Ao meu camarada José Caetano, que fez esta anotação, devo tranquilizá-lo porque, por aqui, nada é comparável com o rosário de mentiras que é atribuído àquela governante portuguesa.

Por aqui, o que nos garantem no Ministério da Saúde - com o juramento de Hipócrates na ponta da língua - é que, da mesma forma que as mentiras daqui não serão exportadas para Portugal, também as "mentiras" da Ministra da Saúde de Portugal jamais serão importadas por Angola para contaminar as suas verdades.

Não abundando por lá tanta mentira, o que, por aqui, no meio de tantas inverdades pandémicas vai-se esbanjando, é muito dinheiro, associado a muito pouco controlo e são muitas garantias associadas a muito poucas imunidades contra essa outra terrível pandemia que se chama corrupção...

Se calhar muito provavelmente por causa dessa falta de controlo é que, lá fora, o Fundo Global, ao disponibilizar agora 80 milhões de dólares para o combate da Malária em Angola, em vez de colocar esse dinheiro nas mãos do Governo, decidiu colocá-lo sob gestão do PNUD...

Mas, em vez de andarmos preocupados com as mentiras de Portugal ou com os problemas de gestão do Fundo Global, talvez seja recomendável antes concentrarmo-nos no que, de pandémico, se vai passando, neste momento, no nosso país.
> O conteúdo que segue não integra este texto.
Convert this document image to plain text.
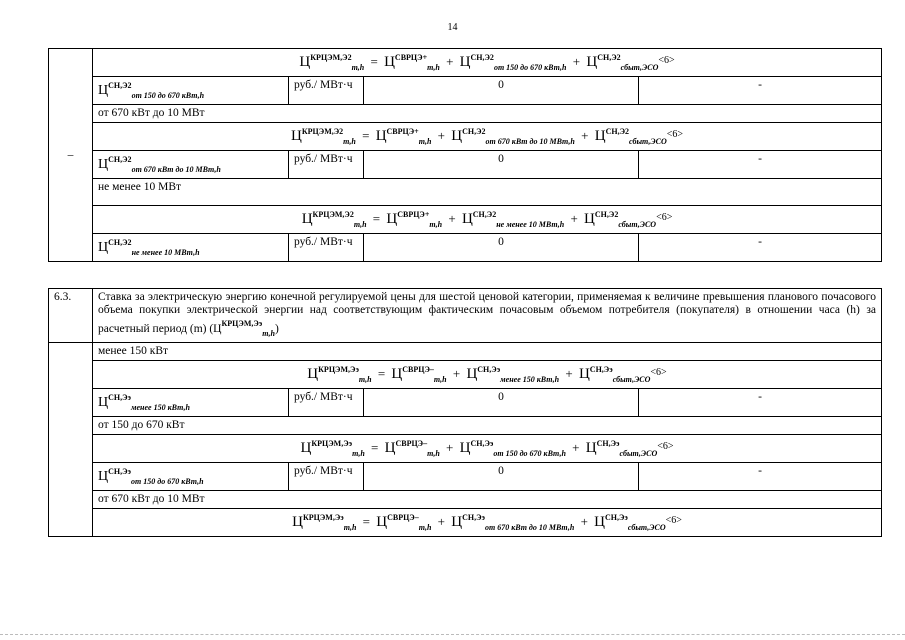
14
–	$Ц^{КРЦЭМ,Э2}_{m,h} = Ц^{СВРЦЭ+}_{m,h} + Ц^{СН,Э2}_{от 150 до 670 кВт,h} + Ц^{СН,Э2}_{сбыт,ЭСО}^{<6>}$
	$Ц^{СН,Э2}_{от 150 до 670 кВт,h}$	руб./ МВт·ч	0	-
	от 670 кВт до 10 МВт			
	$Ц^{КРЦЭМ,Э2}_{m,h} = Ц^{СВРЦЭ+}_{m,h} + Ц^{СН,Э2}_{от 670 кВт до 10 МВт,h} + Ц^{СН,Э2}_{сбыт,ЭСО}^{<6>}$
	$Ц^{СН,Э2}_{от 670 кВт до 10 МВт,h}$	руб./ МВт·ч	0	-
	не менее 10 МВт			
	$Ц^{КРЦЭМ,Э2}_{m,h} = Ц^{СВРЦЭ+}_{m,h} + Ц^{СН,Э2}_{не менее 10 МВт,h} + Ц^{СН,Э2}_{сбыт,ЭСО}^{<6>}$
	$Ц^{СН,Э2}_{не менее 10 МВт,h}$	руб./ МВт·ч	0	-
6.3.	Ставка за электрическую энергию конечной регулируемой цены для шестой ценовой категории, применяемая к величине превышения планового почасового объема покупки электрической энергии над соответствующим фактическим почасовым объемом потребителя (покупателя) в отношении часа (h) за расчетный период (m) $(Ц^{КРЦЭМ,Ээ}_{m,h})$			
	менее 150 кВт			
	$Ц^{КРЦЭМ,Ээ}_{m,h} = Ц^{СВРЦЭ-}_{m,h} + Ц^{СН,Ээ}_{менее 150 кВт,h} + Ц^{СН,Ээ}_{сбыт,ЭСО}^{<6>}$
	$Ц^{СН,Ээ}_{менее 150 кВт,h}$	руб./ МВт·ч	0	-
	от 150 до 670 кВт			
	$Ц^{КРЦЭМ,Ээ}_{m,h} = Ц^{СВРЦЭ-}_{m,h} + Ц^{СН,Ээ}_{от 150 до 670 кВт,h} + Ц^{СН,Ээ}_{сбыт,ЭСО}^{<6>}$
	$Ц^{СН,Ээ}_{от 150 до 670 кВт,h}$	руб./ МВт·ч	0	-
	от 670 кВт до 10 МВт			
	$Ц^{КРЦЭМ,Ээ}_{m,h} = Ц^{СВРЦЭ-}_{m,h} + Ц^{СН,Ээ}_{от 670 кВт до 10 МВт,h} + Ц^{СН,Ээ}_{сбыт,ЭСО}^{<6>}$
E atentarmos no anúncio feito no fim da última semana pelo Presidente: "Angola ainda não se enquadra nos critérios definidos pela OMS" para assumir a transmissão comunitária.

Uma boa notícia sem dúvida. Que significa que, por aqui, como os angolanos especiais muito se orgulham de dizer, "está tudo sob controlo". Pelo menos na aparência...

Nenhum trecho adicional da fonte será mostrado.